Back on the Chemo Rollercoaster

Today is Monday the 29th of October and it is 8.30am. I walk into the Chemo Suite at the Alan Walker Cancer Clinic. This is the first time back in the Chemo Suite since April this year. The nurses are always very friendly and welcome me back. Obviously they all still remember me as I have been coming here for two years now. I jump into the big recliner seat and get myself comfortable. They check my vitals and go over the blood test from last Friday. Now ready to go.
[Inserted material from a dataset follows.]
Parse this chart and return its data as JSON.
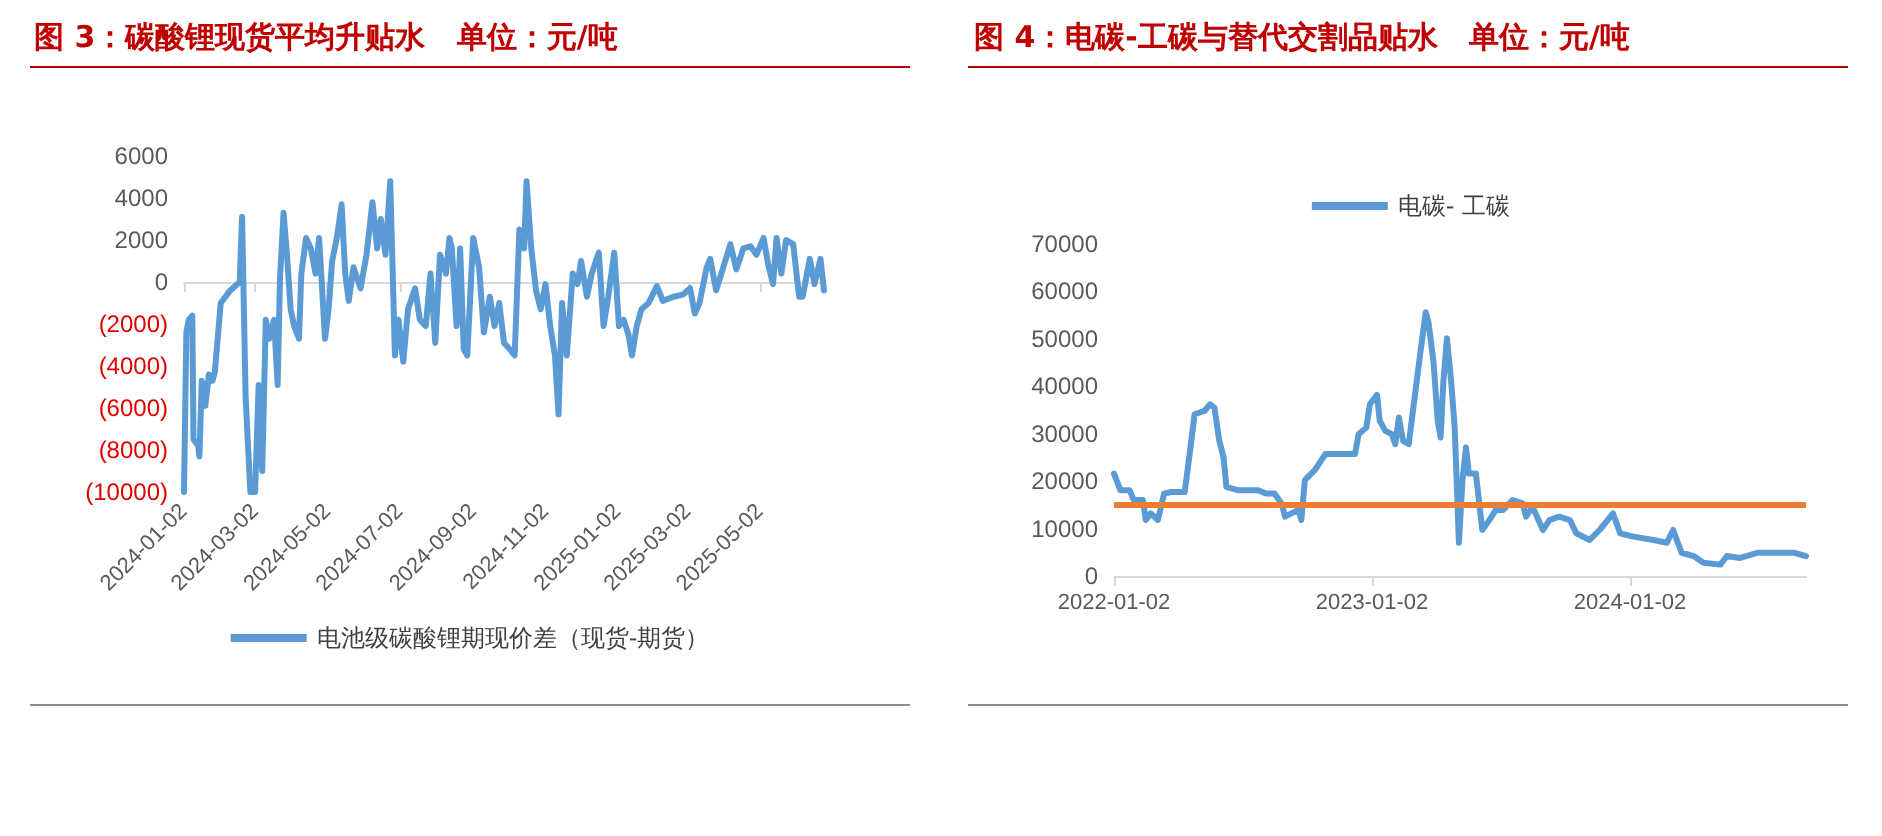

They plug the needle into my port and start administering the lethal mix of drugs. I have been hooked up for an hour now and am feeling OK. I think this has been the only hesitation I have a present is how the drugs will affect me this time around. As you know I am very positive but have a feeling they will hit me hard this time around. Mainly due to the fact I a weaker now than I have since I was first diagnosed. I am happy to be back on the Chemo believe it or not. My results have been terrible lately and just want to get them back under control as soon as possible. Let’s hope the concoction they are pumping into me will have a good result and maybe even reduce my markers rather than just hold them. Time will tell. The ulcer has still not totally healed and causes me trouble/pain from time to time. As long as I keep the pain killers up I do not have too many issues. My weight is still a problem down to 63 kilos and having issues putting on any weight back on. Mainly due to the ulcer in my stomach. Fatigue is still knocking me around and struggle through the day from 3pm onwards. i just hope the Chemo does not make this any worse!!! Wish me luck this time around and hopefully the treatment will work before the side effects kick in.

An update

It has been awhile since my last post. There has been a lot going on and wanted to wait until I had a clear picture of what I was doing. Dr K spoke with the Specialist in Adelaide and they have another trial drug which they thought might work for me. Sorry I cannot remember the name of it but is very similar to most of the regular chemo cycles but obviously using a different drug. It is approved in the US, but not here. I had to fly down to Adelaide for a rushed appointment with the Specialists to see if I would qualify. To cut a long story short, no I do not qualify as I have been off regular chemo for too long whilst my results have been increasing. Not to worry I still have the fall back to regular chemo treatments, which the Doctors agree will most probably have a better outcome than the trial drug. Meghan, Sam and I are currently away in Bali having a well deserved break for a week. Once I get back I have an appointment with Dr K and straight back onto regulat chemo treatment. I have about three more different treatments to go before I am out of options. Depending on how well I do on each one will give us an indication of how long I have left. So what will happen is I go on one treatment until the side effects get too bad or it stops working and my markers start to increase rapidly. This will be the same for each treatment and once I have tried them all and there is nothing new to try it will be off the chemo until the end.all these treatments can only slow the cancer down and there is nothing out there which will cure my case, so crossed fingers they come up with a miricle drug in the near future which will save me! I am still battling this ulcer and am down to 63 kilos and Meg has nicknamed me "Skelie" obviously short for skeleton. Yes very funny. The increase in drugs has been great and am now pain free most of the time, but when I am in pain it is so bad I cannot describe it, to the point I throw up, so not so nice. Apart from the pain the only issue I have is my stamina, I have trouble concentrating past 3pm in the afternoon and just feel like having a sleep. Not a good look at work I think!! Everything else is great and Meg and Sam are doing well and we are really enjoying this break. Until I have any more news Bye for now.